The new German government should increase public investment in physical and human capital in order to boost productivity to counter unfavorable demographic trends down the line, the International Monetary Fund (IMF) said in Berlin on Monday.

The plea comes after new German Finance Minister Olaf Scholz came under fire at home for presenting a budget this month that foresaw only modest spending increases until 2022, even as the country's infrastructure is crumbling and tensions with trade partners are mounting.

In its annual country report, the IMF said it welcomed some of the spending plans laid out by the new coalition government, including investments in high-speed internet and efforts to improve daycare options to get more women into the workforce.

"But further policy action is needed to more decisively boost domestic investment, which would also support external rebalancing," the IMF said.

Noting that the domestic economy was performing well, the IMF said the government should invigorate competition-enhancing reforms and enhance the environment for entrepreneurship and venture capital.

"This would help boost productivity growth and further spur private domestic investment," it said in a statement following an official staff visit to Germany.

In the light of a tight labor market, pension reforms to lengthen working lives should be introduced. This would mitigate the need for workers to save for retirement and lower the risk of old-age poverty, it said.

The IMF said the short-term outlook was "for continued robust growth, on the back of solid consumption, rising investment, and dynamic exports."

But it predicted growth would decline as the economy was limited "by Germany's unfavorable demographics and still-low productivity growth."

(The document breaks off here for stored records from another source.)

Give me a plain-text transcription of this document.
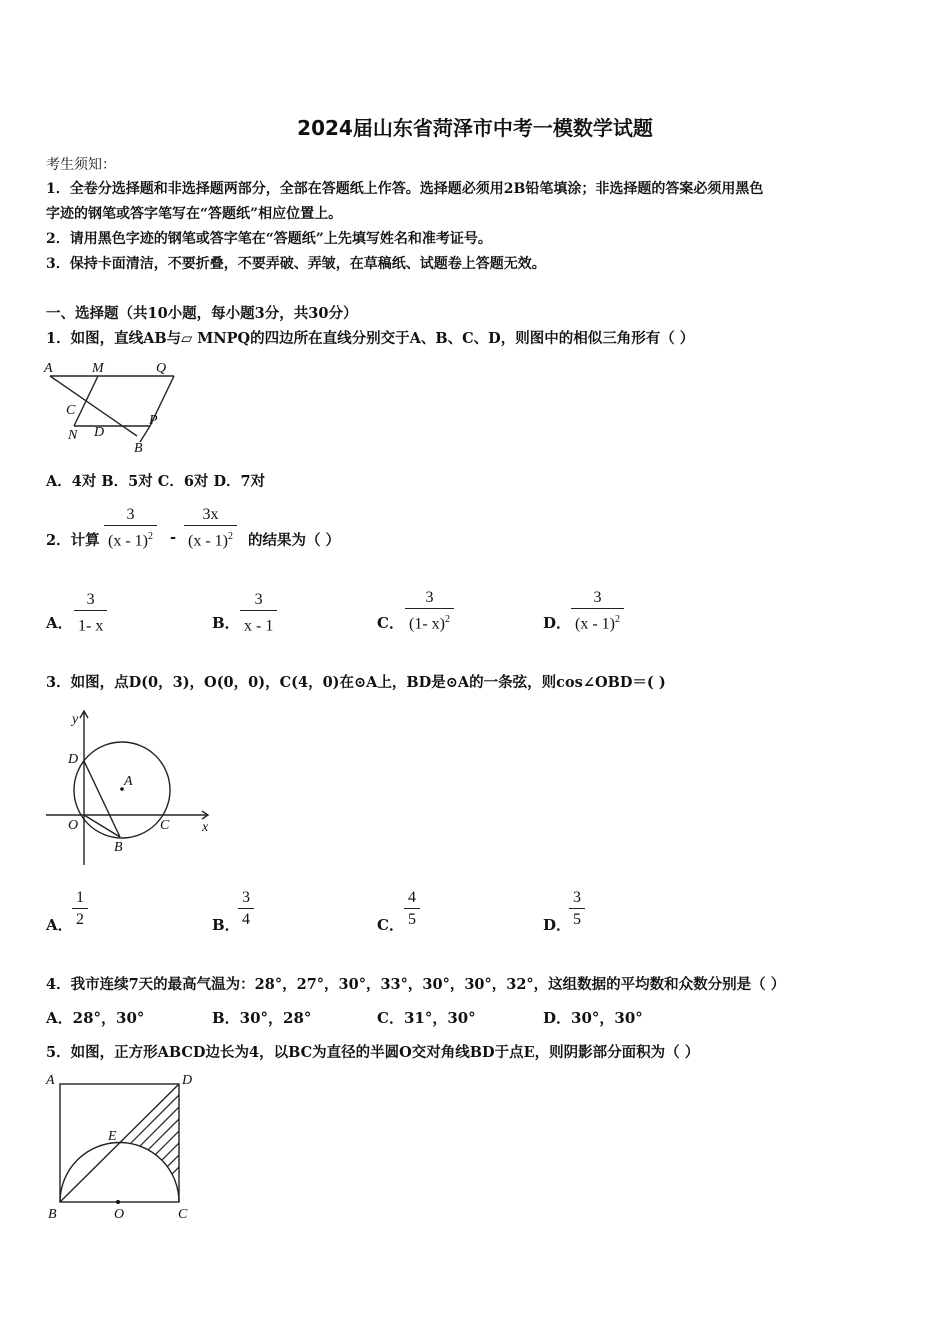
2024届山东省菏泽市中考一模数学试题
考生须知：
1．全卷分选择题和非选择题两部分，全部在答题纸上作答。选择题必须用2B铅笔填涂；非选择题的答案必须用黑色
字迹的钢笔或答字笔写在“答题纸”相应位置上。
2．请用黑色字迹的钢笔或答字笔在“答题纸”上先填写姓名和准考证号。
3．保持卡面清洁，不要折叠，不要弄破、弄皱，在草稿纸、试题卷上答题无效。
一、选择题（共10小题，每小题3分，共30分）
1．如图，直线AB与▱ MNPQ的四边所在直线分别交于A、B、C、D，则图中的相似三角形有（ ）
A	M	Q
C
P
N D
B
A．4对 B．5对 C．6对 D．7对
2．计算 $\frac{3}{(x - 1)^2} - \frac{3x}{(x - 1)^2}$ 的结果为（ ）
A． $\frac{3}{1- x}$	B． $\frac{3}{x - 1}$	C． $\frac{3}{(1- x)^2}$	D． $\frac{3}{(x - 1)^2}$
3．如图，点D(0，3)，O(0，0)，C(4，0)在⊙A上，BD是⊙A的一条弦，则cos∠OBD＝( )
y
D
A
O	C x
B
A． $\frac{1}{2}$	B．
$\frac{3}{4}$	C． $\frac{4}{5}$	D．
$\frac{3}{5}$
4．我市连续7天的最高气温为：28°，27°，30°，33°，30°，30°，32°，这组数据的平均数和众数分别是（ ）
A．28°，30°	B．30°，28°	C．31°，30°	D．30°，30°
5．如图，正方形ABCD边长为4，以BC为直径的半圆O交对角线BD于点E，则阴影部分面积为（ ）
A	D
E
B	O	C
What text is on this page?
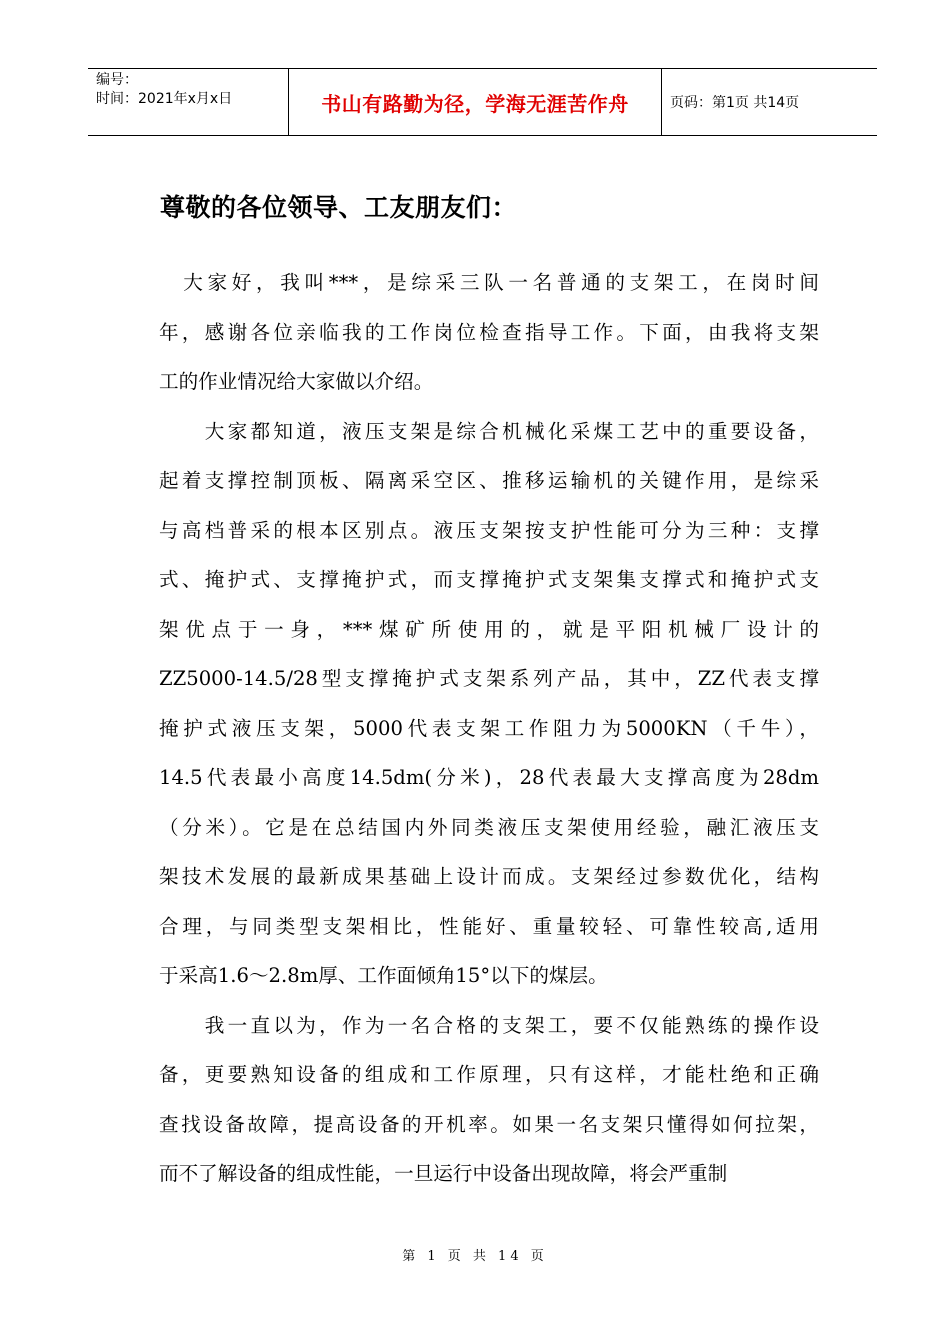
编号：
时间：2021年x月x日	书山有路勤为径，学海无涯苦作舟	页码：第1页 共14页
尊敬的各位领导、工友朋友们：
　大家好，我叫***，是综采三队一名普通的支架工，在岗时间
年，感谢各位亲临我的工作岗位检查指导工作。下面，由我将支架
工的作业情况给大家做以介绍。
　　大家都知道，液压支架是综合机械化采煤工艺中的重要设备，
起着支撑控制顶板、隔离采空区、推移运输机的关键作用，是综采
与高档普采的根本区别点。液压支架按支护性能可分为三种：支撑
式、掩护式、支撑掩护式，而支撑掩护式支架集支撑式和掩护式支
架优点于一身，***煤矿所使用的，就是平阳机械厂设计的
ZZ5000-14.5/28型支撑掩护式支架系列产品，其中，ZZ代表支撑
掩护式液压支架，5000代表支架工作阻力为5000KN（千牛），
14.5代表最小高度14.5dm(分米)，28代表最大支撑高度为28dm
（分米）。它是在总结国内外同类液压支架使用经验，融汇液压支
架技术发展的最新成果基础上设计而成。支架经过参数优化，结构
合理，与同类型支架相比，性能好、重量较轻、可靠性较高,适用
于采高1.6～2.8m厚、工作面倾角15°以下的煤层。
　　我一直以为，作为一名合格的支架工，要不仅能熟练的操作设
备，更要熟知设备的组成和工作原理，只有这样，才能杜绝和正确
查找设备故障，提高设备的开机率。如果一名支架只懂得如何拉架，
而不了解设备的组成性能，一旦运行中设备出现故障，将会严重制
第 1 页 共 14 页
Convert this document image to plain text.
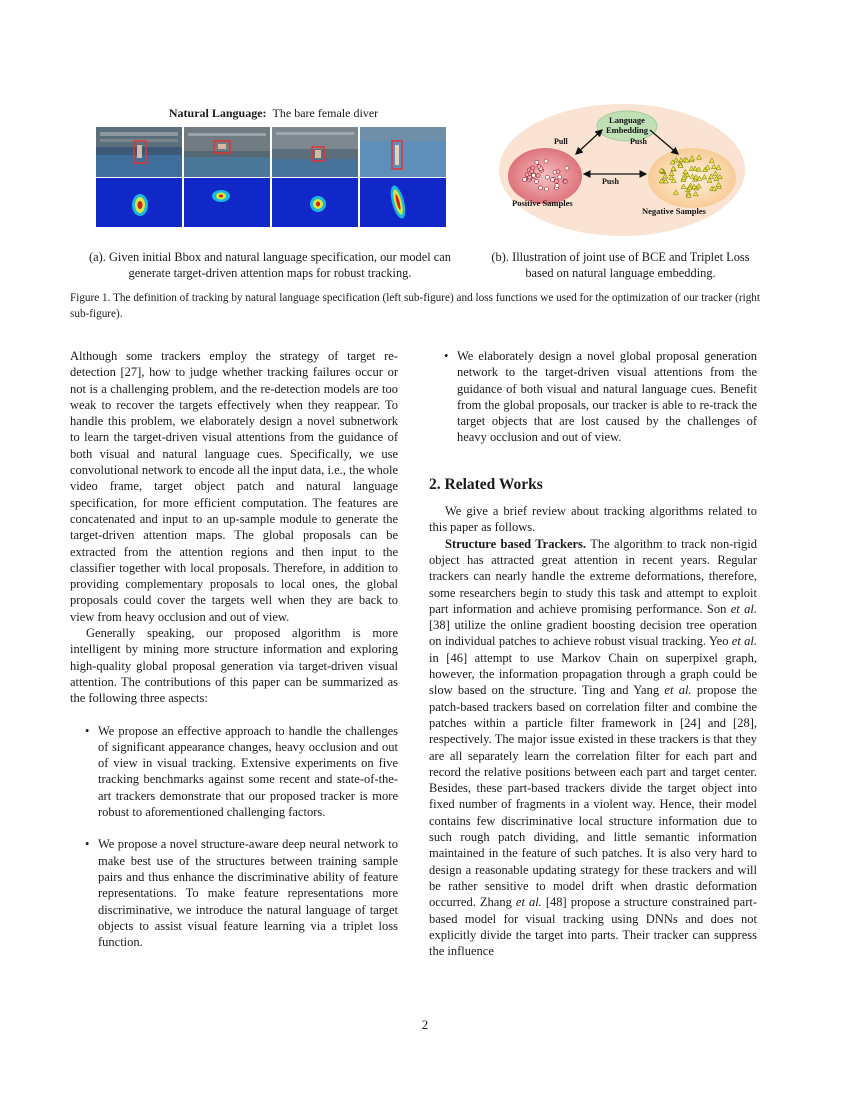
Natural Language: The bare female diver	Language
Embedding
Pull	Push
Push
Positive Samples
Negative Samples
(a). Given initial Bbox and natural language specification, our model can generate target-driven attention maps for robust tracking.
(b). Illustration of joint use of BCE and Triplet Loss based on natural language embedding.
Figure 1. The definition of tracking by natural language specification (left sub-figure) and loss functions we used for the optimization of our tracker (right sub-figure).

Although some trackers employ the strategy of target re-detection [27], how to judge whether tracking failures occur or not is a challenging problem, and the re-detection models are too weak to recover the targets effectively when they reappear. To handle this problem, we elaborately design a novel subnetwork to learn the target-driven visual attentions from the guidance of both visual and natural language cues. Specifically, we use convolutional network to encode all the input data, i.e., the whole video frame, target object patch and natural language specification, for more efficient computation. The features are concatenated and input to an up-sample module to generate the target-driven attention maps. The global proposals can be extracted from the attention regions and then input to the classifier together with local proposals. Therefore, in addition to providing complementary proposals to local ones, the global proposals could cover the targets well when they are back to view from heavy occlusion and out of view.

Generally speaking, our proposed algorithm is more intelligent by mining more structure information and exploring high-quality global proposal generation via target-driven visual attention. The contributions of this paper can be summarized as the following three aspects:

• We propose an effective approach to handle the challenges of significant appearance changes, heavy occlusion and out of view in visual tracking. Extensive experiments on five tracking benchmarks against some recent and state-of-the-art trackers demonstrate that our proposed tracker is more robust to aforementioned challenging factors.
• We propose a novel structure-aware deep neural network to make best use of the structures between training sample pairs and thus enhance the discriminative ability of feature representations. To make feature representations more discriminative, we introduce the natural language of target objects to assist visual feature learning via a triplet loss function.
• We elaborately design a novel global proposal generation network to the target-driven visual attentions from the guidance of both visual and natural language cues. Benefit from the global proposals, our tracker is able to re-track the target objects that are lost caused by the challenges of heavy occlusion and out of view.
2. Related Works

We give a brief review about tracking algorithms related to this paper as follows.

Structure based Trackers. The algorithm to track non-rigid object has attracted great attention in recent years. Regular trackers can nearly handle the extreme deformations, therefore, some researchers begin to study this task and attempt to exploit part information and achieve promising performance. Son et al. [38] utilize the online gradient boosting decision tree operation on individual patches to achieve robust visual tracking. Yeo et al. in [46] attempt to use Markov Chain on superpixel graph, however, the information propagation through a graph could be slow based on the structure. Ting and Yang et al. propose the patch-based trackers based on correlation filter and combine the patches within a particle filter framework in [24] and [28], respectively. The major issue existed in these trackers is that they are all separately learn the correlation filter for each part and record the relative positions between each part and target center. Besides, these part-based trackers divide the target object into fixed number of fragments in a violent way. Hence, their model contains few discriminative local structure information due to such rough patch dividing, and little semantic information maintained in the feature of such patches. It is also very hard to design a reasonable updating strategy for these trackers and will be rather sensitive to model drift when drastic deformation occurred. Zhang et al. [48] propose a structure constrained part-based model for visual tracking using DNNs and does not explicitly divide the target into parts. Their tracker can suppress the influence

2
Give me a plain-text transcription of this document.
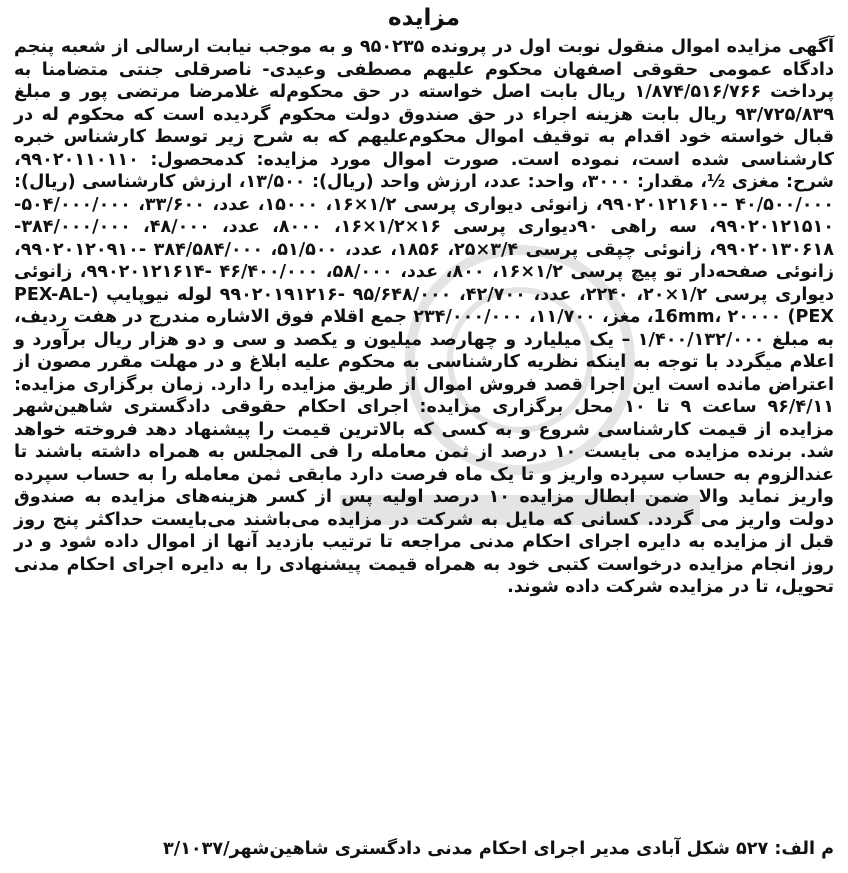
مزایده

آگهی مزایده اموال منقول نوبت اول در پرونده ۹۵۰۲۳۵ و به موجب نیابت ارسالی از شعبه پنجم دادگاه عمومی حقوقی اصفهان محکوم علیهم مصطفی وعیدی- ناصرقلی جنتی متضامنا به پرداخت ۱/۸۷۴/۵۱۶/۷۶۶ ریال بابت اصل خواسته در حق محکوم‌له غلامرضا مرتضی پور و مبلغ ۹۳/۷۲۵/۸۳۹ ریال بابت هزینه اجراء در حق صندوق دولت محکوم گردیده است که محکوم له در قبال خواسته خود اقدام به توقیف اموال محکوم‌علیهم که به شرح زیر توسط کارشناس خبره کارشناسی شده است، نموده است. صورت اموال مورد مزایده: کدمحصول: ۹۹۰۲۰۱۱۰۱۱۰، شرح: مغزی ½، مقدار: ۳۰۰۰، واحد: عدد، ارزش واحد (ریال): ۱۳/۵۰۰، ارزش کارشناسی (ریال): ۴۰/۵۰۰/۰۰۰ -۹۹۰۲۰۱۲۱۶۱۰، زانوئی دیواری پرسی ۱/۲×۱۶، ۱۵۰۰۰، عدد، ۳۳/۶۰۰، ۵۰۴/۰۰۰/۰۰۰- ۹۹۰۲۰۱۲۱۵۱۰، سه راهی ۹۰دیواری پرسی ۱۶×۱/۲×۱۶، ۸۰۰۰، عدد، ۴۸/۰۰۰، ۳۸۴/۰۰۰/۰۰۰- ۹۹۰۲۰۱۳۰۶۱۸، زانوئی چپقی پرسی ۳/۴×۲۵، ۱۸۵۶، عدد، ۵۱/۵۰۰، ۳۸۴/۵۸۴/۰۰۰ -۹۹۰۲۰۱۲۰۹۱۰، زانوئی صفحه‌دار تو پیچ پرسی ۱/۲×۱۶، ۸۰۰، عدد، ۵۸/۰۰۰، ۴۶/۴۰۰/۰۰۰ -۹۹۰۲۰۱۲۱۶۱۴، زانوئی دیواری پرسی ۱/۲×۲۰، ۲۲۴۰، عدد، ۴۲/۷۰۰، ۹۵/۶۴۸/۰۰۰ -۹۹۰۲۰۱۹۱۲۱۶ لوله نیوپایپ (PEX-AL-PEX) 16mm، ۲۰۰۰۰، مغز، ۱۱/۷۰۰، ۲۳۴/۰۰۰/۰۰۰ جمع اقلام فوق الاشاره مندرج در هفت ردیف، به مبلغ ۱/۴۰۰/۱۳۲/۰۰۰ – یک میلیارد و چهارصد میلیون و یکصد و سی و دو هزار ریال برآورد و اعلام میگردد با توجه به اینکه نظریه کارشناسی به محکوم علیه ابلاغ و در مهلت مقرر مصون از اعتراض مانده است این اجرا قصد فروش اموال از طریق مزایده را دارد. زمان برگزاری مزایده: ۹۶/۴/۱۱ ساعت ۹ تا ۱۰ محل برگزاری مزایده: اجرای احکام حقوقی دادگستری شاهین‌شهر مزایده از قیمت کارشناسی شروع و به کسی که بالاترین قیمت را پیشنهاد دهد فروخته خواهد شد. برنده مزایده می بایست ۱۰ درصد از ثمن معامله را فی المجلس به همراه داشته باشند تا عندالزوم به حساب سپرده واریز و تا یک ماه فرصت دارد مابقی ثمن معامله را به حساب سپرده واریز نماید والا ضمن ابطال مزایده ۱۰ درصد اولیه پس از کسر هزینه‌های مزایده به صندوق دولت واریز می گردد. کسانی که مایل به شرکت در مزایده می‌باشند می‌بایست حداکثر پنج روز قبل از مزایده به دایره اجرای احکام مدنی مراجعه تا ترتیب بازدید آنها از اموال داده شود و در روز انجام مزایده درخواست کتبی خود به همراه قیمت پیشنهادی را به دایره اجرای احکام مدنی تحویل، تا در مزایده شرکت داده شوند.

م الف: ۵۲۷ شکل آبادی مدیر اجرای احکام مدنی دادگستری شاهین‌شهر/۳/۱۰۳۷
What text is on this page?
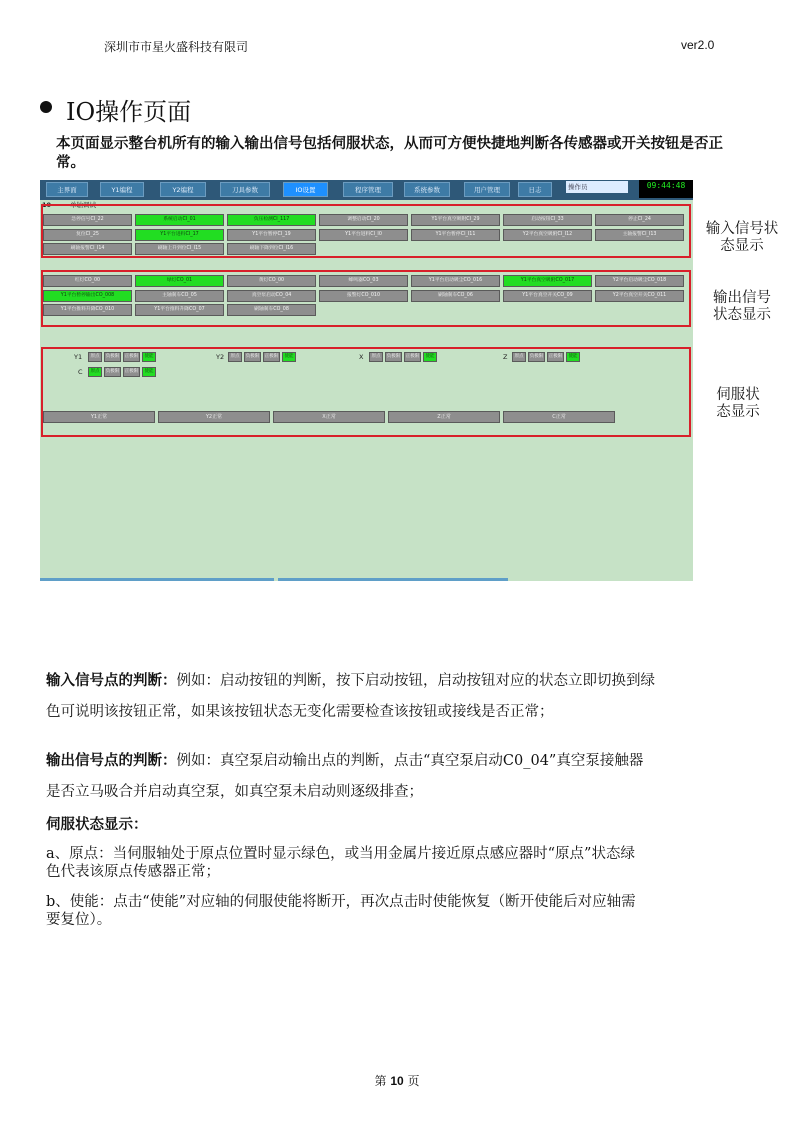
深圳市市星火盛科技有限司	ver2.0
IO操作页面
本页面显示整台机所有的输入输出信号包括伺服状态，从而可方便快捷地判断各传感器或开关按钮是否正常。
主界面	Y1编程	Y2编程	刀具参数	IO设置	程序管理	系统参数	用户管理	日志	操作员	09:44:48
10	单轴调试
急停信号CI_22	系统启动CI_01	负压检测CI_117	调整启动CI_20	Y1平台真空吸附CI_29	启动按钮CI_33	停止CI_24
复位CI_25	Y1平台进料CI_17	Y1平台暂停CI_19	Y1平台进料CI_I0	Y1平台暂停CI_I11	Y2平台真空吸附CI_I12	主轴报警CI_I13
刷轴报警CI_I14	刷轴上升到位CI_I15	刷轴下降到位CI_I16
红灯CO_00	绿灯CO_01	黄灯CO_00	蜂鸣器CO_03	Y1平台启动吸尘CO_016	Y1平台真空吸附CO_017	Y2平台启动吸尘CO_018
Y1平台暂停输出CO_008	主轴刹车CO_05	真空泵启动CO_04	报警灯CO_010	刷轴刹车CO_06	Y1平台真空开关CO_09	Y2平台真空开关CO_011
Y1平台推料升降CO_010	Y1平台推料升降CO_07	刷轴刹车CO_08
Y1	原点	负极限	正极限	使能	Y2	原点	负极限	正极限	使能	X	原点	负极限	正极限	使能	Z	原点	负极限	正极限	使能
C	原点	负极限	正极限	使能
Y1正常	Y2正常	X正常	Z正常	C正常
输入信号状
态显示
输出信号
状态显示
伺服状
态显示
输入信号点的判断：例如：启动按钮的判断，按下启动按钮，启动按钮对应的状态立即切换到绿
色可说明该按钮正常，如果该按钮状态无变化需要检查该按钮或接线是否正常；
输出信号点的判断：例如：真空泵启动输出点的判断，点击“真空泵启动C0_04”真空泵接触器
是否立马吸合并启动真空泵，如真空泵未启动则逐级排查；
伺服状态显示：
a、原点：当伺服轴处于原点位置时显示绿色，或当用金属片接近原点感应器时“原点”状态绿
色代表该原点传感器正常；
b、使能：点击“使能”对应轴的伺服使能将断开，再次点击时使能恢复（断开使能后对应轴需
要复位）。
第 10 页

Headline and core inflation, which are still low, are expected to pick up, reflecting tight market conditions. It pointed to risks on the horizon in the shape of rising protectionism, geopolitical uncertainty and a lack of reform in the euro area.

The report highlighted continuing immigration and "good progress in integrating refugees in the labor market," but also noted workforce shortages in construction, IT and the care sectors, which would put upward pressure on wages and prices.

Planned investment in all-day childcare and all-day schooling would make it easier for women to work full-time, it said.

Germany's massive trade surplus, which stood at some 245 billion euros ($294 billion) last year, has long caused friction with European peers and the United States, who complain it is costing growth and jobs in their own economies.

US President Donald Trump has been one of the loudest critics of the chronic imbalance, but French President Emmanuel Macron last week also urged Berlin to abandon its "perpetual fetish" for surpluses, "because they come at the expense of others".

They are unlikely to have been impressed by Scholz's first budget plans, unveiled at the start of the month, which will see public investments drop from 37.0 billion euros in 2018 to 33.5 billion in 2022 -- despite estimates of record tax revenues and federal budget surpluses.